Pakistan-Origin Startup Founder Takes On Big Tech With Bold Distributed Cloud Vision
In a market dominated by the giants AWS, Microsoft Azure, Google Cloud, a rising startup called Tigris is trying to offer an alternative. Its CEO and cofounder, Ovais Tariq, originally from Pakistan, is pushing a vision of distributed data storage that “moves with compute,” challenging the old model of centralized cloud and high egress fees.
“We’re building a fundamentally different type of storage system,” he says, positioning Tigris as the storage layer designed for the next wave of AI and distributed workloads.
Tigris is a globally distributed, multi-cloud object storage service with built-in support for the S3 API. It uses Dynamic Data Placement and Access-Based Rebalancing to deliver low-latency access worldwide — without the need to manage replication or caching.
From Code to Cloud Disruption
“I’m Pakistani American,” Tariq defines his roots.
Born and raised in Karachi, Ovais came from modest means. His passion for technology led him to pursue computer science at University of Karachi, where he first started exploring distributed systems and data storage.
He began his career as a software engineer at a local IT firm in Karachi, honing his skills in database systems. His talent quickly took him beyond borders, he soon started working remotely for a database company in US, and then culminating at Uber where he built their global storage infrastructure.
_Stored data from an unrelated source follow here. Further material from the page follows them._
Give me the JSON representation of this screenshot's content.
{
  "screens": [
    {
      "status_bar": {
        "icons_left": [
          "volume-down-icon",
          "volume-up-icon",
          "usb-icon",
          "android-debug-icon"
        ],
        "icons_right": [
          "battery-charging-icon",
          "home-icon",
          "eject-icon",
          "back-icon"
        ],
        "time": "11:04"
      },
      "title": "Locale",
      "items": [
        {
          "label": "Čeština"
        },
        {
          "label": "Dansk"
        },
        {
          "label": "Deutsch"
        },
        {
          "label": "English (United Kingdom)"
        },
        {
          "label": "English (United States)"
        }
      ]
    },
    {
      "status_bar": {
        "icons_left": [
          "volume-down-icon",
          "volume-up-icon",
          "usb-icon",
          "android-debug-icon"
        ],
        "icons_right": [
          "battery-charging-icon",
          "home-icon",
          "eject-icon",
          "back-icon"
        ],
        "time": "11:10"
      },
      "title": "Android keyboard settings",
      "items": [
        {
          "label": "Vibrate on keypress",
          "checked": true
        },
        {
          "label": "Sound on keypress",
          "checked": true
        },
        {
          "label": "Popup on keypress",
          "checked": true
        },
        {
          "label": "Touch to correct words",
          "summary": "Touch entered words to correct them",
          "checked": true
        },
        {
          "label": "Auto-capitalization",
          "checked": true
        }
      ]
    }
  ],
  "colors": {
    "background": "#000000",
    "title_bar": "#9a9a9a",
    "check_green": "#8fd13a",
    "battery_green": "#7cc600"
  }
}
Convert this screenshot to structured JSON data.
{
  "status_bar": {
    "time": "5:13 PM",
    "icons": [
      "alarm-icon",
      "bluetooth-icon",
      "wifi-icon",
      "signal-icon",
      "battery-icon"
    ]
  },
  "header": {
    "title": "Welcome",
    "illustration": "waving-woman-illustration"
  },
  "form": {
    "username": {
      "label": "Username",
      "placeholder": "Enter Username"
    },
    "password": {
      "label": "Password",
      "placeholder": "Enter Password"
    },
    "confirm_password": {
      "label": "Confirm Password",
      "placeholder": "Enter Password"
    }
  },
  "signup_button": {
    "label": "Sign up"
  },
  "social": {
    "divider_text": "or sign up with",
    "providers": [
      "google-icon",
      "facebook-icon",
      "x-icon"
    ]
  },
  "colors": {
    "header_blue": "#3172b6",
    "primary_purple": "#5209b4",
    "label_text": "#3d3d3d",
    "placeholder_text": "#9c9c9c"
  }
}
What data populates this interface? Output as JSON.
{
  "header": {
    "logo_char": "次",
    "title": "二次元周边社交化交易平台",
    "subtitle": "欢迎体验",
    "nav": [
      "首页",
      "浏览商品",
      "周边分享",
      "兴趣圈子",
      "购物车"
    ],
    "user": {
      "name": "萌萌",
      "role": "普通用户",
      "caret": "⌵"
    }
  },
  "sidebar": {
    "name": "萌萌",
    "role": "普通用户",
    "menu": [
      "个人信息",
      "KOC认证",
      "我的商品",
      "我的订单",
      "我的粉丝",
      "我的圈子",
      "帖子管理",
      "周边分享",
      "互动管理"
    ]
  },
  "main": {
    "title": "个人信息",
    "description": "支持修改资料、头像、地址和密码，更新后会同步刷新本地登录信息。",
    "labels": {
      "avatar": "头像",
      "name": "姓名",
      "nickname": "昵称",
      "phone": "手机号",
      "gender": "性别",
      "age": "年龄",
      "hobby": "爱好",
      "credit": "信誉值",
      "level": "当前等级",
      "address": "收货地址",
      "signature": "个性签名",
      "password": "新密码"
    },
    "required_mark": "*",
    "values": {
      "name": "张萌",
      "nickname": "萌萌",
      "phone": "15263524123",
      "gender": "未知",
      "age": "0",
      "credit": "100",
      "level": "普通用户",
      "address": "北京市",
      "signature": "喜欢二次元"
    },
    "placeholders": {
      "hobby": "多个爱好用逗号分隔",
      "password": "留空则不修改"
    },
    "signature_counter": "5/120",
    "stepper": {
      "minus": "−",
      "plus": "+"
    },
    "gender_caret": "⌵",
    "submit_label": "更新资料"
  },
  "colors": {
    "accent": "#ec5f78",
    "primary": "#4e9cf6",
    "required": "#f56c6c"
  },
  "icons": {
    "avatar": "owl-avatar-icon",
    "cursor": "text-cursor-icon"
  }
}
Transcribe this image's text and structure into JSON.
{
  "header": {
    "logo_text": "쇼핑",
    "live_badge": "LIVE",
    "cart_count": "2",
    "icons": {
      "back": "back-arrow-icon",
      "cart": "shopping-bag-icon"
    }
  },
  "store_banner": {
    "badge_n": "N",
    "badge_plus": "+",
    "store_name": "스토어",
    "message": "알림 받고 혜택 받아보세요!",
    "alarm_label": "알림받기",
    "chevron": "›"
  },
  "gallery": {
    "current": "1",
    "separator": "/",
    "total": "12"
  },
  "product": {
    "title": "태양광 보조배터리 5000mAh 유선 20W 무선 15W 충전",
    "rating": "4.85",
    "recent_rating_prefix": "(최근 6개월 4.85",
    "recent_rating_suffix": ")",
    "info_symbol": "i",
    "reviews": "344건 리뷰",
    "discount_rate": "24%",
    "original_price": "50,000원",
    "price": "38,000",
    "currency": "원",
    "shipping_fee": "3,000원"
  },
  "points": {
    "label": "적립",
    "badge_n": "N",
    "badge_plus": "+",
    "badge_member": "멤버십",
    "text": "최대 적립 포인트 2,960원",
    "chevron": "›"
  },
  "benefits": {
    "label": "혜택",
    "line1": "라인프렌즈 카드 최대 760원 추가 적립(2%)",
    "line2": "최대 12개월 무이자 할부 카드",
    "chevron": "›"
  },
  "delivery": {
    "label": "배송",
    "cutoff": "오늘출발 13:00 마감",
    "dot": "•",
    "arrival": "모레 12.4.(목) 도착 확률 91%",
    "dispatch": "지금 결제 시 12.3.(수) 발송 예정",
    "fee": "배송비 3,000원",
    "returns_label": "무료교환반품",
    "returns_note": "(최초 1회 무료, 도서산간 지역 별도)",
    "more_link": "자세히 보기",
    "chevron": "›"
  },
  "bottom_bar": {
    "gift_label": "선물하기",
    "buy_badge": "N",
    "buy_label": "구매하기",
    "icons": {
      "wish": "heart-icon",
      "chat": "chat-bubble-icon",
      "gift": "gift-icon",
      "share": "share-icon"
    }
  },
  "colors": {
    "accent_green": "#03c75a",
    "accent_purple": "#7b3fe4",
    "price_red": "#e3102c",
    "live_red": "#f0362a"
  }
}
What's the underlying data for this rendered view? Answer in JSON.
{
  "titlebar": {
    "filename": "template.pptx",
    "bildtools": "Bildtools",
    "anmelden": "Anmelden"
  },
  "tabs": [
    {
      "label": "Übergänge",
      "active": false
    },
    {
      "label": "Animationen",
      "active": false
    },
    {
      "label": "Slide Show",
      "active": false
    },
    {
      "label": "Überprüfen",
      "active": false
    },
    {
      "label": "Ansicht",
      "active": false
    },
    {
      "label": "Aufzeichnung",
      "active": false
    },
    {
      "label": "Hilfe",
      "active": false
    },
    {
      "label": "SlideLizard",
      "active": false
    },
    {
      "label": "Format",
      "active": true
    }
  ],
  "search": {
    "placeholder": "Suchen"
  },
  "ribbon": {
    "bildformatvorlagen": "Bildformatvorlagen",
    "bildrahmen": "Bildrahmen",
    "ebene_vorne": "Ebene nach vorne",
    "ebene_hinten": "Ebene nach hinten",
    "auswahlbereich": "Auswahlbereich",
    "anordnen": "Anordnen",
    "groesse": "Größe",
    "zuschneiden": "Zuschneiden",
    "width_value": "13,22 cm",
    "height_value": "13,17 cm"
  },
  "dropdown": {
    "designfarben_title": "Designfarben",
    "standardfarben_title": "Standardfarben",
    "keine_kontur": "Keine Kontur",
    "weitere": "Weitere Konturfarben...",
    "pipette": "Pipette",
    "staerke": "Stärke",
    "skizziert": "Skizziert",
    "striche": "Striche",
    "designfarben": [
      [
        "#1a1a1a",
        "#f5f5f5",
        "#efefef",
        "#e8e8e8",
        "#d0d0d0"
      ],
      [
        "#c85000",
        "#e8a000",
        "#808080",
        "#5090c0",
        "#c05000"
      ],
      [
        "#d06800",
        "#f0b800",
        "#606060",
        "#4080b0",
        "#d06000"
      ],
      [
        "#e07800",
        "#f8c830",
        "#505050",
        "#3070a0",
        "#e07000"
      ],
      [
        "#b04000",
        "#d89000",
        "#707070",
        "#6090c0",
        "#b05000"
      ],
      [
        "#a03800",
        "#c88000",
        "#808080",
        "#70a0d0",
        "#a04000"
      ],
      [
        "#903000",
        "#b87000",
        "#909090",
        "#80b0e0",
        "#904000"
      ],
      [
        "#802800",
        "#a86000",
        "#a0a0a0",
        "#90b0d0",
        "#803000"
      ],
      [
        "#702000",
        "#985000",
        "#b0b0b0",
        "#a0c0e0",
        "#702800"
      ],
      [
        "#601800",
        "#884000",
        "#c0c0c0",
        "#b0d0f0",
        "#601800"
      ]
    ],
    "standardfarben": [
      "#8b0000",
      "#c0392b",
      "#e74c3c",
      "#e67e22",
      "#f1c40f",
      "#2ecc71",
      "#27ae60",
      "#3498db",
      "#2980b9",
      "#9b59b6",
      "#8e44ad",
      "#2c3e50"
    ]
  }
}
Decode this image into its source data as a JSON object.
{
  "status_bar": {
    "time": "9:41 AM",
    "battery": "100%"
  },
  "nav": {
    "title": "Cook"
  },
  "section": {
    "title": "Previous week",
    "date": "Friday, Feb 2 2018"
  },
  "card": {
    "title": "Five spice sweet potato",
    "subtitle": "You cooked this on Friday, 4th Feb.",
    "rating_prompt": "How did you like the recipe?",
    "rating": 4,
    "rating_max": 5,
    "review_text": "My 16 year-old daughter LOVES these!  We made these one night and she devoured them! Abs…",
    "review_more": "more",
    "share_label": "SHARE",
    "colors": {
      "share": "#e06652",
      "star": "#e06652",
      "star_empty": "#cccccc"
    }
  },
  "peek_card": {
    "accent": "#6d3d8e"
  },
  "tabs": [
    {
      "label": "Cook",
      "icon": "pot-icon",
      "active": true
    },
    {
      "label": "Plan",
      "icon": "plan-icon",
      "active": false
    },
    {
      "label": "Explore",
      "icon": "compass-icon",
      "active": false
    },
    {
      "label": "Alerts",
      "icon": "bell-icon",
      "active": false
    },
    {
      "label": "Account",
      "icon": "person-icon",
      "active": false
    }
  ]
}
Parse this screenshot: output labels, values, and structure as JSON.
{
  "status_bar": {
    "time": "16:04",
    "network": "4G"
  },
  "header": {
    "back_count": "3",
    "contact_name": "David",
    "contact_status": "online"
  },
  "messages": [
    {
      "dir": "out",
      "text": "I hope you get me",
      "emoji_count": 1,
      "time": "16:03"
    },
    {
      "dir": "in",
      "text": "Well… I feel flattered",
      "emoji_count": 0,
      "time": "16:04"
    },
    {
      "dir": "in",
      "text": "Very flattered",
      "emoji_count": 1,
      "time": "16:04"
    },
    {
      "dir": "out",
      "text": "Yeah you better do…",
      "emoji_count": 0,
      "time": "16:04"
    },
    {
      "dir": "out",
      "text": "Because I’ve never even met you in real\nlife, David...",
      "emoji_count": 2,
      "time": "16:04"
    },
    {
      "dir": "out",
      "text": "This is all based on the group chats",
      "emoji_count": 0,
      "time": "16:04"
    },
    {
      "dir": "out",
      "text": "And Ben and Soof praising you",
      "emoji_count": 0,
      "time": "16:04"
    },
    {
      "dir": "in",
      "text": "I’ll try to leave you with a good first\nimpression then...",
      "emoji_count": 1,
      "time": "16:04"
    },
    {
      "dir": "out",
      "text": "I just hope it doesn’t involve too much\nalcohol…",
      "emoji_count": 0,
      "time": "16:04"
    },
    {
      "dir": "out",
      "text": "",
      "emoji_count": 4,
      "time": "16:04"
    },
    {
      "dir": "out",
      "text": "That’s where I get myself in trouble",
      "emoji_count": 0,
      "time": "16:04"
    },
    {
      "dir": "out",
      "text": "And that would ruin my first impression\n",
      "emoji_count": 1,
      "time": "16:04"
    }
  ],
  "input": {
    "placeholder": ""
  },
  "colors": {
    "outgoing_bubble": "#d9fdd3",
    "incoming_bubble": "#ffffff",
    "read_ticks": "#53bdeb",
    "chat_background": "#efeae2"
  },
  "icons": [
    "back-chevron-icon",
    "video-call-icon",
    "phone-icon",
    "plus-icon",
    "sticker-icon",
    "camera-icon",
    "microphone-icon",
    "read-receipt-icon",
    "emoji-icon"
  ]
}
His formative years, cultural background, and technical ambition converge in his current mission: giving AI workloads a storage layer as agile as they need for modern demands. Tigris was founded by engineers who built Uber’s internal storage platform, and its premise is simple but bold: data should replicate automatically where compute runs, instead of data being forever tied to a single cloud region.
Tariq says that legacy cloud providers built storage for proximity to their compute infrastructure, not for the workloads of today, which span multiple clouds and geographies.
“When we started Tigris, we realized storage had not really evolved with the compute revolution,” he explains. “The architecture of most storage systems today is still bound to where they were created — a single region.”
When you combine the weight of large datasets, the cost of data exits (“egress fees”), and latency sensitivities, centralized storage becomes a bottleneck.
“You shouldn’t be penalized for moving your data closer to your compute,” Tariq adds, underscoring one of the biggest pain points Tigris aims to solve.
How Tigris Operates
Tigris’ architecture focuses on localized data centers and smart replication. When a model trains or runs inference close to certain GPUs, the data layer follows it, ensuring minimal latency and avoiding constant traffic across distant cloud regions. The system is designed to support billions of small files, low latency access, and seamless region synchronization without penalizing users with steep fees for moving data between clouds.
In effect, Tariq says, “compute without storage is meaningless.” Tigris raised $25 million in a Series A round led by Spark Capital, with participation from Andreessen Horowitz (a16z) and existing investors.
“We’ve proven that our architecture works,” Tariq says. “Now the goal is to scale it globally.”
Their website cites the following:
Benchmarks comparing Tigris with AWS S3 and Cloudflare R2 demonstrate that Tigris consistently delivers higher throughput and lower latency for small object workloads. This efficiency allows you to use a single, unified object store for a wide range of object sizes, from very small payloads to large multi-gigabyte blobs, without performance trade-offs.
Big Challenges, Big Stakes
Tariq sees three main problems with today’s cloud incumbents: overpriced data movement, centralization induced latency, and vendor lock in. They charge for egress, making it costly to shift workloads or adopt mixed cloud strategies.
“Egress fees are like a tax that holds companies hostage,” Tariq says. “If you make it cheaper to move data, customers will do what’s best for their workloads.”
Tigris already operates data centers in Virginia, Chicago, and San Jose. It plans to extend into Europe and Asia, regions where latency matters and regulatory pressures demand local control. The company has grown eightfold annually since launching in late 2021.
“We want to be in places where customers need us, not where it’s convenient for us,” Tariq emphasizes.
But obstacles are steep. Building and powering data centers is expensive. Maintaining consistency across globally replicated storage is nontrivial. Convincing enterprises to trust a startup’s storage layer for mission critical data is a high bar.
Why Tariq’s Story Matters
Ovais Tariq’s Pakistani roots add a compelling dimension. As someone who bridged cultures, his leadership shows how diaspora engineers are shaping core infrastructure globally. His journey from humble beginnings in Karachi to leading a global cloud startup reflects a shift in where innovation can come from.
“I didn’t grow up thinking I’d build infrastructure for the world,” he said. “But the problems we’re solving are global, and so is the team we’re building.”
If Tigris succeeds, it won’t just be a new storage option, it could shift how AI systems and cloud architectures are designed.
“The future is distributed,” Tariq concludes. “We’re just making sure storage doesn’t hold it back.”